11 To authorise the Company to make purchases of up to 9,959,828 ordinary shares (representing approximately 10 per cent. of the Company's issued share capital (excluding shares held in treasury) as at 21 March 2022) for cash, provided that:

- (a) The minimum price which may be paid for an ordinary share is ILS 0.01, such minimum price being exclusive of any expenses;
- (b) The maximum price which may be paid for an ordinary share is not more than the higher of: (i) an amount equal to 105 per cent. of the average of the market value for an ordinary share as derived from the London Stock Exchange plc Daily Official List for the five business days immediately preceding the day on which that ordinary share is contracted to be purchased; and (ii) an amount equal to the higher of the price of the last independent trade of an ordinary share and the highest current independent bid for an ordinary share on the London Stock Exchange at the time the purchase is carried out, such maximum price being exclusive of any expenses;
- (c) This authority shall expire at the conclusion of the Annual General Meeting of the Company to be held in 2023 or, if earlier, at the close of business on 3 August 2023, unless such authority is renewed prior to this time; and
- (d) Under the authority conferred by this Resolution, the Company may before the authority expires make an offer or enter into an agreement to purchase ordinary shares under this authority which would or might be executed wholly or partly after such expiry, and the Company may make a purchase of ordinary shares in pursuance of such an offer or agreement as if the power conferred in this Resolution had not expired.

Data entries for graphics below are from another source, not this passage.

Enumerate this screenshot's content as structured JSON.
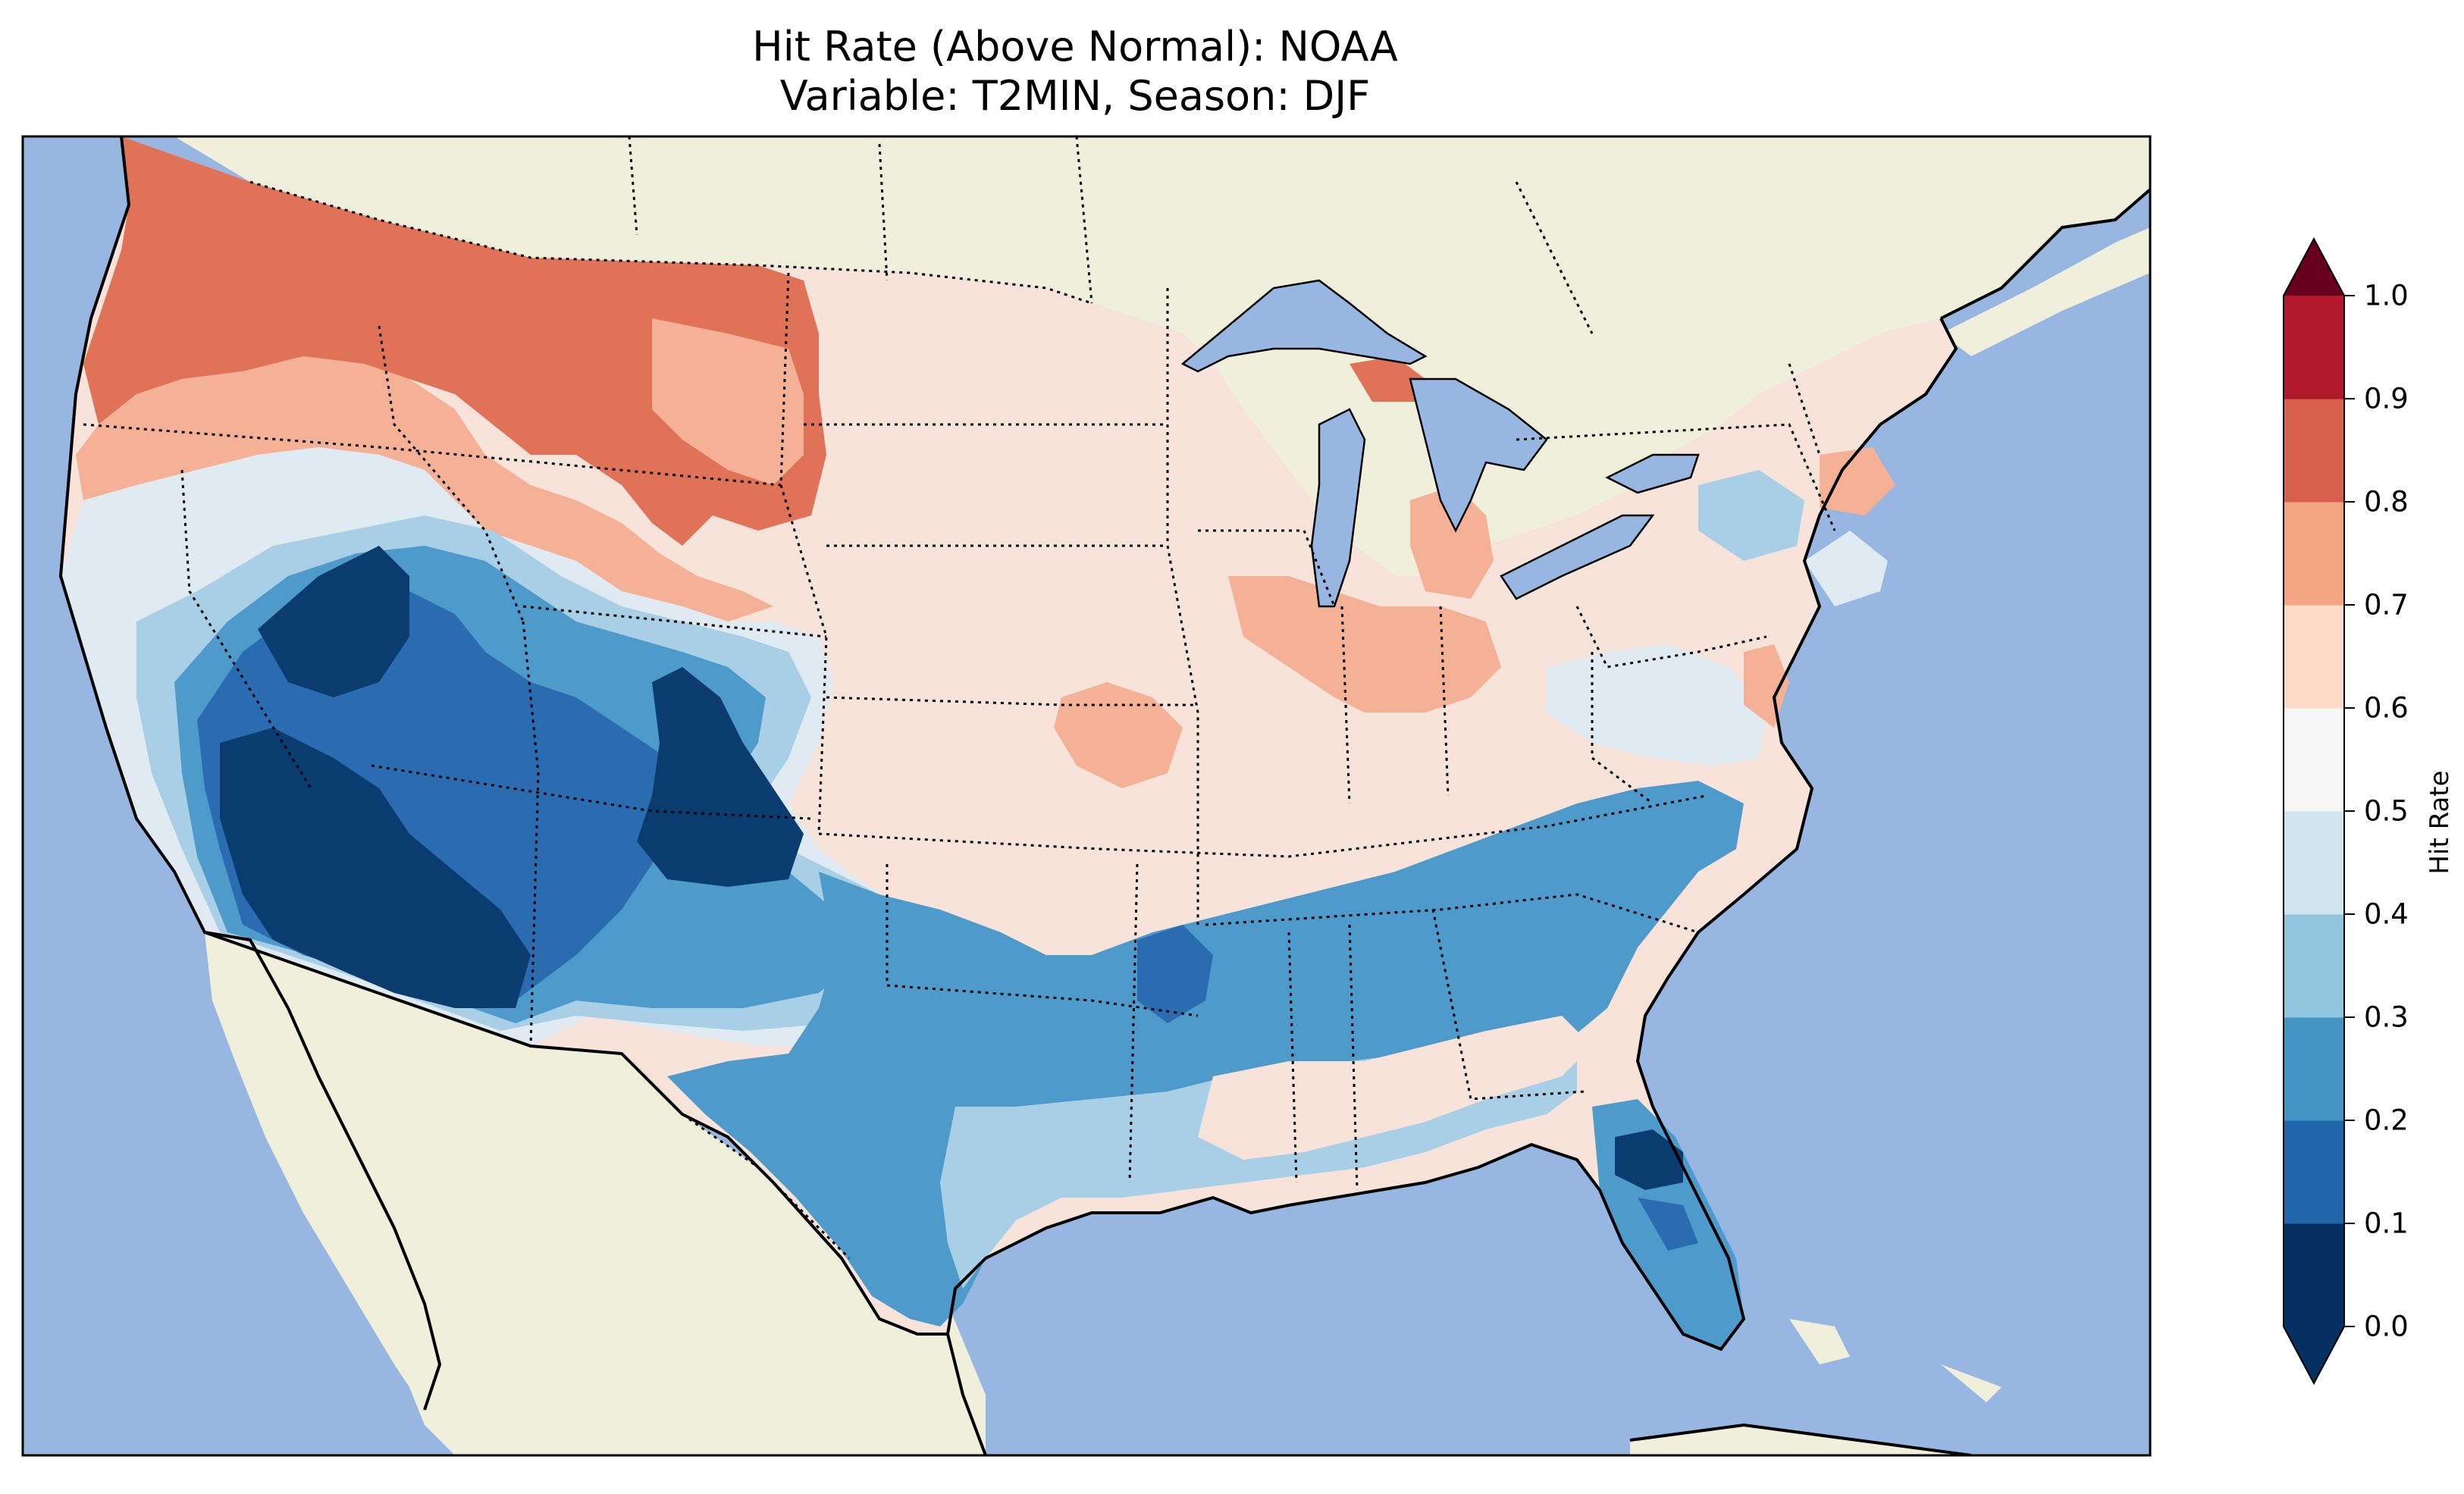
{
  "title": {
    "line1": "Hit Rate (Above Normal): NOAA",
    "line2": "Variable: T2MIN, Season: DJF"
  },
  "colorbar": {
    "label": "Hit Rate",
    "ticks": [
      "0.0",
      "0.1",
      "0.2",
      "0.3",
      "0.4",
      "0.5",
      "0.6",
      "0.7",
      "0.8",
      "0.9",
      "1.0"
    ],
    "bin_colors": [
      "#053061",
      "#2166ac",
      "#4393c3",
      "#92c5de",
      "#d1e5f0",
      "#f7f7f7",
      "#fddbc7",
      "#f4a582",
      "#d6604d",
      "#b2182b",
      "#67001f"
    ],
    "extend": "both"
  },
  "map": {
    "ocean_color": "#97b6e1",
    "land_color": "#efefdb",
    "region": "Contiguous United States",
    "data_colors": {
      "c0": "#0b3c70",
      "c1": "#2b6cb0",
      "c2": "#4e9bcb",
      "c3": "#a8cfe5",
      "c4": "#dfeaf2",
      "c5": "#f8e3db",
      "c6": "#f4b195",
      "c7": "#e07257"
    }
  }
}
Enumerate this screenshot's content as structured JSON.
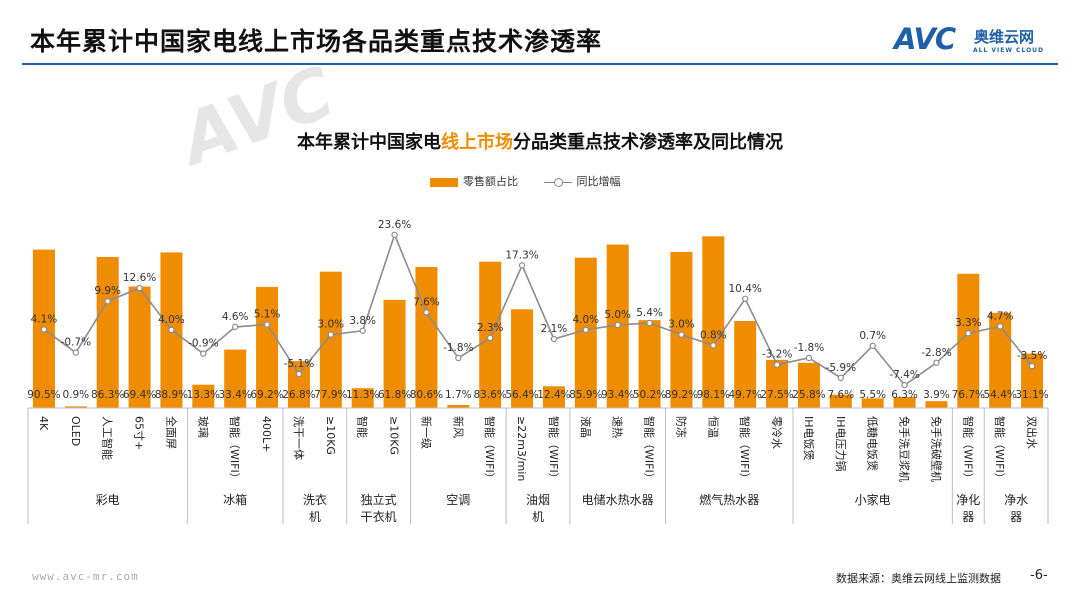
{
  "header": {
    "title": "本年累计中国家电线上市场各品类重点技术渗透率"
  },
  "logo": {
    "mark": "AVC",
    "cn": "奥维云网",
    "en": "ALL VIEW CLOUD"
  },
  "watermark": "AVC",
  "colors": {
    "bar": "#ef8c00",
    "line": "#8c8c8c",
    "accent": "#1f5fa8"
  },
  "chart_data": {
    "type": "bar+line",
    "title_parts": [
      "本年累计中国家电",
      "线上市场",
      "分品类重点技术渗透率及同比情况"
    ],
    "legend": [
      "零售额占比",
      "同比增幅"
    ],
    "groups": [
      {
        "name": "彩电",
        "items": [
          {
            "label": "4K",
            "share": "90.5%",
            "share_v": 90.5,
            "yoy": "4.1%",
            "yoy_v": 4.1
          },
          {
            "label": "OLED",
            "share": "0.9%",
            "share_v": 0.9,
            "yoy": "-0.7%",
            "yoy_v": -0.7
          },
          {
            "label": "人工智能",
            "share": "86.3%",
            "share_v": 86.3,
            "yoy": "9.9%",
            "yoy_v": 9.9
          },
          {
            "label": "65寸+",
            "share": "69.4%",
            "share_v": 69.4,
            "yoy": "12.6%",
            "yoy_v": 12.6
          },
          {
            "label": "全面屏",
            "share": "88.9%",
            "share_v": 88.9,
            "yoy": "4.0%",
            "yoy_v": 4.0
          }
        ]
      },
      {
        "name": "冰箱",
        "items": [
          {
            "label": "玻璃",
            "share": "13.3%",
            "share_v": 13.3,
            "yoy": "-0.9%",
            "yoy_v": -0.9
          },
          {
            "label": "智能（WIFI）",
            "share": "33.4%",
            "share_v": 33.4,
            "yoy": "4.6%",
            "yoy_v": 4.6
          },
          {
            "label": "400L+",
            "share": "69.2%",
            "share_v": 69.2,
            "yoy": "5.1%",
            "yoy_v": 5.1
          }
        ]
      },
      {
        "name": "洗衣机",
        "items": [
          {
            "label": "洗干一体",
            "share": "26.8%",
            "share_v": 26.8,
            "yoy": "-5.1%",
            "yoy_v": -5.1
          },
          {
            "label": "≥10KG",
            "share": "77.9%",
            "share_v": 77.9,
            "yoy": "3.0%",
            "yoy_v": 3.0
          }
        ]
      },
      {
        "name": "独立式干衣机",
        "items": [
          {
            "label": "智能",
            "share": "11.3%",
            "share_v": 11.3,
            "yoy": "3.8%",
            "yoy_v": 3.8
          },
          {
            "label": "≥10KG",
            "share": "61.8%",
            "share_v": 61.8,
            "yoy": "23.6%",
            "yoy_v": 23.6
          }
        ]
      },
      {
        "name": "空调",
        "items": [
          {
            "label": "新一级",
            "share": "80.6%",
            "share_v": 80.6,
            "yoy": "7.6%",
            "yoy_v": 7.6
          },
          {
            "label": "新风",
            "share": "1.7%",
            "share_v": 1.7,
            "yoy": "-1.8%",
            "yoy_v": -1.8
          },
          {
            "label": "智能（WIFI）",
            "share": "83.6%",
            "share_v": 83.6,
            "yoy": "2.3%",
            "yoy_v": 2.3
          }
        ]
      },
      {
        "name": "油烟机",
        "items": [
          {
            "label": "≥22m3/min",
            "share": "56.4%",
            "share_v": 56.4,
            "yoy": "17.3%",
            "yoy_v": 17.3
          },
          {
            "label": "智能（WIFI）",
            "share": "12.4%",
            "share_v": 12.4,
            "yoy": "2.1%",
            "yoy_v": 2.1
          }
        ]
      },
      {
        "name": "电储水热水器",
        "items": [
          {
            "label": "液晶",
            "share": "85.9%",
            "share_v": 85.9,
            "yoy": "4.0%",
            "yoy_v": 4.0
          },
          {
            "label": "速热",
            "share": "93.4%",
            "share_v": 93.4,
            "yoy": "5.0%",
            "yoy_v": 5.0
          },
          {
            "label": "智能（WIFI）",
            "share": "50.2%",
            "share_v": 50.2,
            "yoy": "5.4%",
            "yoy_v": 5.4
          }
        ]
      },
      {
        "name": "燃气热水器",
        "items": [
          {
            "label": "防冻",
            "share": "89.2%",
            "share_v": 89.2,
            "yoy": "3.0%",
            "yoy_v": 3.0
          },
          {
            "label": "恒温",
            "share": "98.1%",
            "share_v": 98.1,
            "yoy": "0.8%",
            "yoy_v": 0.8
          },
          {
            "label": "智能（WIFI）",
            "share": "49.7%",
            "share_v": 49.7,
            "yoy": "10.4%",
            "yoy_v": 10.4
          },
          {
            "label": "零冷水",
            "share": "27.5%",
            "share_v": 27.5,
            "yoy": "-3.2%",
            "yoy_v": -3.2
          }
        ]
      },
      {
        "name": "小家电",
        "items": [
          {
            "label": "IH电饭煲",
            "share": "25.8%",
            "share_v": 25.8,
            "yoy": "-1.8%",
            "yoy_v": -1.8
          },
          {
            "label": "IH电压力锅",
            "share": "7.6%",
            "share_v": 7.6,
            "yoy": "-5.9%",
            "yoy_v": -5.9
          },
          {
            "label": "低糖电饭煲",
            "share": "5.5%",
            "share_v": 5.5,
            "yoy": "0.7%",
            "yoy_v": 0.7
          },
          {
            "label": "免手洗豆浆机",
            "share": "6.3%",
            "share_v": 6.3,
            "yoy": "-7.4%",
            "yoy_v": -7.4
          },
          {
            "label": "免手洗破壁机",
            "share": "3.9%",
            "share_v": 3.9,
            "yoy": "-2.8%",
            "yoy_v": -2.8
          }
        ]
      },
      {
        "name": "净化器",
        "items": [
          {
            "label": "智能（WIFI）",
            "share": "76.7%",
            "share_v": 76.7,
            "yoy": "3.3%",
            "yoy_v": 3.3
          }
        ]
      },
      {
        "name": "净水器",
        "items": [
          {
            "label": "智能（WIFI）",
            "share": "54.4%",
            "share_v": 54.4,
            "yoy": "4.7%",
            "yoy_v": 4.7
          },
          {
            "label": "双出水",
            "share": "31.1%",
            "share_v": 31.1,
            "yoy": "-3.5%",
            "yoy_v": -3.5
          }
        ]
      }
    ],
    "bar_ylim": [
      0,
      100
    ],
    "line_ylim": [
      -8,
      25
    ]
  },
  "footer": {
    "url": "www.avc-mr.com",
    "source": "数据来源：奥维云网线上监测数据",
    "page": "-6-"
  }
}
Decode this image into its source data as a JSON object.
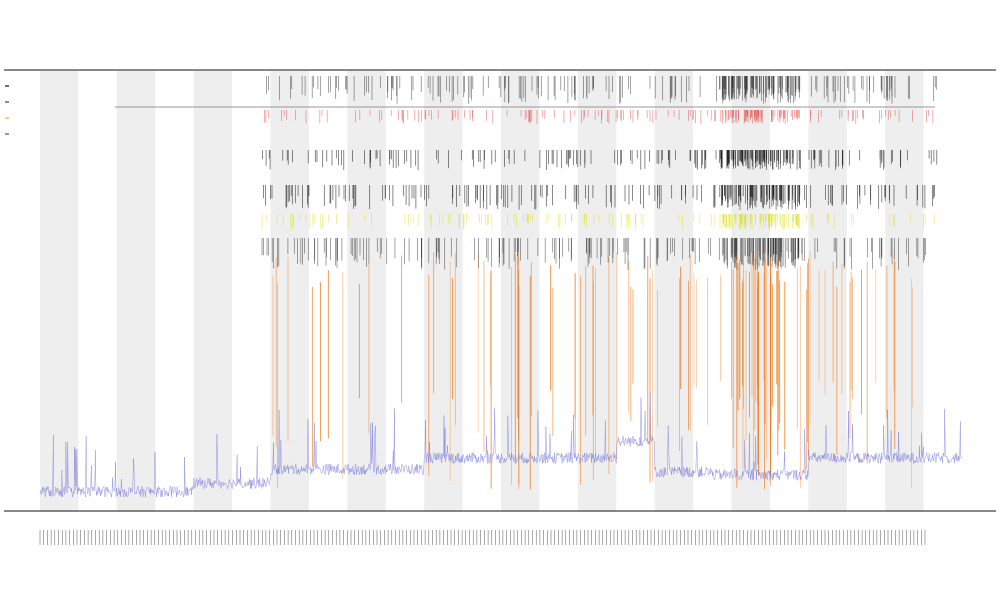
{
  "chart_data": {
    "type": "line",
    "title": "",
    "title_lines": [
      "",
      "",
      ""
    ],
    "xlabel": "",
    "ylabel": "",
    "grid": false,
    "legend_position": "top-left",
    "legend_entries": [
      {
        "label": "",
        "color": "#111111"
      },
      {
        "label": "",
        "color": "#444444"
      },
      {
        "label": "",
        "color": "#c9c900"
      },
      {
        "label": "",
        "color": "#555555"
      }
    ],
    "x_range": [
      0,
      240
    ],
    "x_tick_count": 240,
    "shaded_bands": [
      [
        0,
        10
      ],
      [
        20,
        30
      ],
      [
        40,
        50
      ],
      [
        60,
        70
      ],
      [
        80,
        90
      ],
      [
        100,
        110
      ],
      [
        120,
        130
      ],
      [
        140,
        150
      ],
      [
        160,
        170
      ],
      [
        180,
        190
      ],
      [
        200,
        210
      ],
      [
        220,
        230
      ]
    ],
    "tracks": [
      "black-events",
      "red-events",
      "black-events-2",
      "black-events-3",
      "yellow-events",
      "black-dense-events",
      "orange-spikes"
    ],
    "series": [
      {
        "name": "",
        "color": "#6f6fd8",
        "y_range": [
          0,
          100
        ],
        "y_approx_segments": [
          [
            0,
            10,
            6
          ],
          [
            10,
            40,
            6
          ],
          [
            40,
            60,
            12
          ],
          [
            60,
            100,
            22
          ],
          [
            100,
            150,
            30
          ],
          [
            150,
            160,
            42
          ],
          [
            160,
            175,
            20
          ],
          [
            175,
            200,
            18
          ],
          [
            200,
            240,
            30
          ]
        ]
      }
    ],
    "colors": {
      "axis": "#111111",
      "band": "#eeeeee",
      "series": "#6f6fd8",
      "spike": "#ee6a00",
      "event_red": "#e04040",
      "event_yellow": "#d8d800",
      "event_black": "#111111"
    }
  }
}
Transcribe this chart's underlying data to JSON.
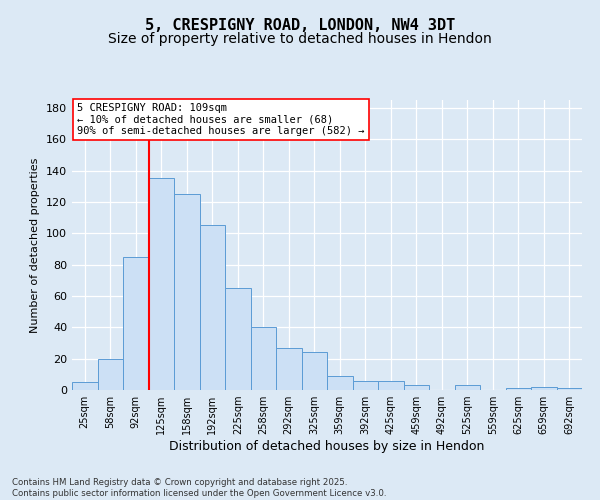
{
  "title": "5, CRESPIGNY ROAD, LONDON, NW4 3DT",
  "subtitle": "Size of property relative to detached houses in Hendon",
  "xlabel": "Distribution of detached houses by size in Hendon",
  "ylabel": "Number of detached properties",
  "footer": "Contains HM Land Registry data © Crown copyright and database right 2025.\nContains public sector information licensed under the Open Government Licence v3.0.",
  "categories": [
    "25sqm",
    "58sqm",
    "92sqm",
    "125sqm",
    "158sqm",
    "192sqm",
    "225sqm",
    "258sqm",
    "292sqm",
    "325sqm",
    "359sqm",
    "392sqm",
    "425sqm",
    "459sqm",
    "492sqm",
    "525sqm",
    "559sqm",
    "625sqm",
    "659sqm",
    "692sqm"
  ],
  "values": [
    5,
    20,
    85,
    135,
    125,
    105,
    65,
    40,
    27,
    24,
    9,
    6,
    6,
    3,
    0,
    3,
    0,
    1,
    2,
    1
  ],
  "bar_color": "#cce0f5",
  "bar_edge_color": "#5b9bd5",
  "vline_x": 2.5,
  "vline_color": "red",
  "annotation_title": "5 CRESPIGNY ROAD: 109sqm",
  "annotation_line1": "← 10% of detached houses are smaller (68)",
  "annotation_line2": "90% of semi-detached houses are larger (582) →",
  "annotation_box_color": "white",
  "annotation_box_edge": "red",
  "ylim": [
    0,
    185
  ],
  "yticks": [
    0,
    20,
    40,
    60,
    80,
    100,
    120,
    140,
    160,
    180
  ],
  "background_color": "#dce9f5",
  "plot_bg_color": "#dce9f5",
  "grid_color": "white",
  "title_fontsize": 11,
  "subtitle_fontsize": 10
}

- 12 To approve an increase in the fees payable to Anne Grim for her services as an Independent Non-Executive Director and External Director, from ILS 345,000 (approximately £75,000) gross per annum to ILS 386,000 (approximately £90,000) gross per annum, effective 1 January 2022.
- 13 To approve an increase in the fees payable to Tami Gottlieb for her services as an Independent Non-Executive Director and External Director, from ILS 345,000 (approximately £75,000) (plus VAT) gross per annum to ILS 386,000 (approximately £90,000) (plus VAT) gross per annum, effective 1 January 2022.
- 14 To approve an increase in the fees payable to Daniel King for his services as an Independent Non-Executive Director and External Director, from ILS 345,000 (approximately £75,000) gross per annum to ILS 386,000 (approximately £90,000) gross per annum, effective 1 January 2022.
- 15 To approve an increase in the fees payable to Steve Baldwin for his services as an Independent Non-Executive Director from ILS 345,000 (approximately £75,000) gross per annum to ILS 386,000 (approximately £90,000) gross per annum, effective 1 January 2022.
- 16 To approve an increase in the fees payable to Sigalia Heifetz for her services as an Independent Non-Executive Director, from ILS 345,000 (approximately £75,000) (plus VAT) gross per annum to ILS 386,000 (approximately £90,000) (plus VAT) gross per annum, effective 1 January 2022.
- 17 To approve the fees payable to Prof. Varda Liberman for her services as an Independent Non-Executive Director of ILS 386,000 (approximately £90,000) (plus VAT) gross per annum, effective as of the date of her appointment to the Board, 18 March 2022.

- 18 To approve an increase in the remuneration of Prof. Jacob Frenkel as an Independent Non-Executive Director and Chair of the Board from his current remuneration of ILS 1,605,000 (approximately £350,000) (plus VAT) gross per annum to ILS 1,766,000 (approximately £413,000) (plus VAT) gross per annum, effective 1 January 2022. It is proposed that this sum shall be paid to Prof. Frenkel as follows: (a) ILS 1,386,000 (approximately £324,000) (plus VAT) in cash and (b) ILS 380,000 (approximately £89,000) (plus VAT) by the allotment of ordinary shares of the Company.
- 19 To approve an additional allotment of shares to Prof. Frenkel of ILS 430,000 (approximately £100,000) (plus VAT).